To my knowledge, this particular “fiberglass public sculpture trend” started with those parading cows. You’ll recall them—in retrospect a positively quaint bit of pre-9/11 kitsch:
CowParade is the largest and most successful public art event in the world. CowParade events have been staged in over 50 cities worldwide since 1999 including Chicago (1999), New York City (2000), London (2002), Tokyo (2003), and Brussels (2003). Dublin (2003), Prague (2004), and Stockholm (2004), Mexico City (2005), Sao Paulo (2005), Buenos Aires (2006), Boston (2006) Paris (2006), Milan (2007, and Istanbul (2007).
I guess Chicago holds the dubious honor of being the start of that. A bronzed one still stands outside the Cultural Center:
…and another one’s still peering through a telescope on Damen Ave., between Bucktown and Wicker Park:
So now we must ask—why a cow? The CowParade website readily explains:
Simply, the cow is a universally beloved animal. The cow represents different things to different people around the world—she’s sacred, she’s historical, she connects us to our past—but the common feeling is one of affection. There is something magical about the cow that transcends throughout the world. She simply makes everyone smile.

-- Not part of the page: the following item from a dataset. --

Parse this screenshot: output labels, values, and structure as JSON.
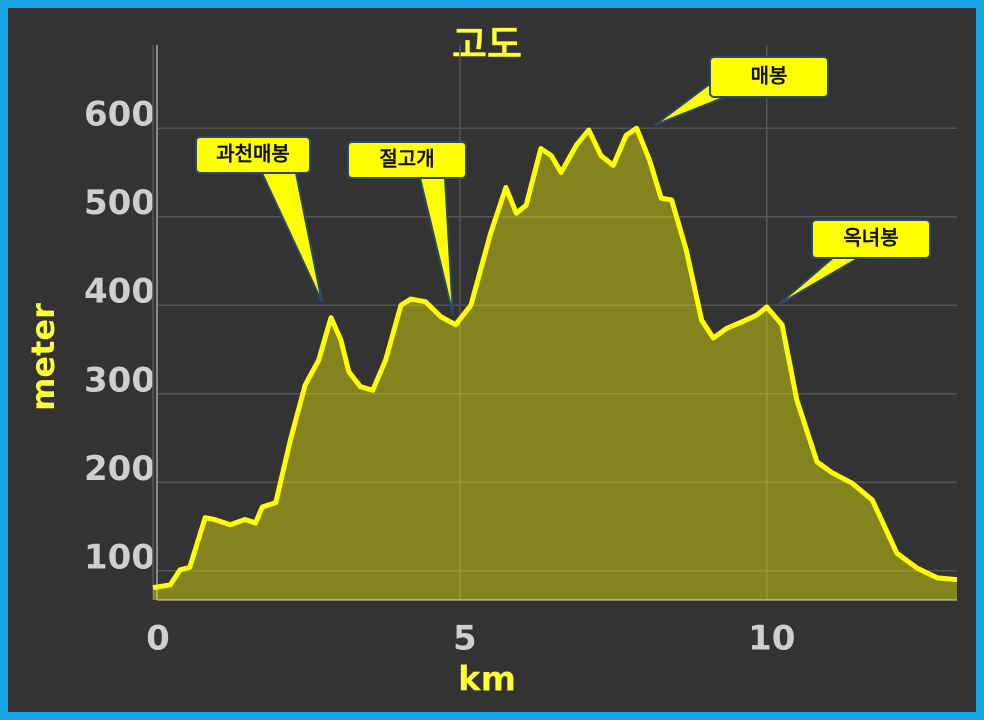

As an art canvas, there is no other animal or object that provides the form, flexibility, and contiguous breadth of a cow. The three shapes (standing, grazing, reclining) provide artists with subtle, yet interesting angles and curves to create unique works of art. The basic cow form is also benign so that it can be altered, transformed, and morphed into completely other animals, people or objects. Incredibly, over 2500 hundred Cows have been created worldwide, but no two are alike.
We’ll take that at face value. One of those 2500 incredibly unique cows was made by David Lynch. His, however—
[W]hen city officials saw the “Eat My Fear” cud-chewer, they turned into udder cow-ards and banned it from the show. Now, after months in exile at a warehouse in Connecticut, it’s gone on display at the downtown Manhattan Alleged Gallery—ironically close to the meatpacking district [...].
2011 sees the cow thing more than a decade old. And next year will see the 50th anniversary of Marilyn Monroe’s death. But the questions still remain: why her? Why that pose? And why in Chicago?
Well, simply, she is a universally beloved animal. Marilyn Monroe represents different things to different people around the world—she’s sacred, she’s historical, she connects us to our past—but the common feeling is one of affection. There is something magical about her that transcends throughout the world. She simply makes everyone smile.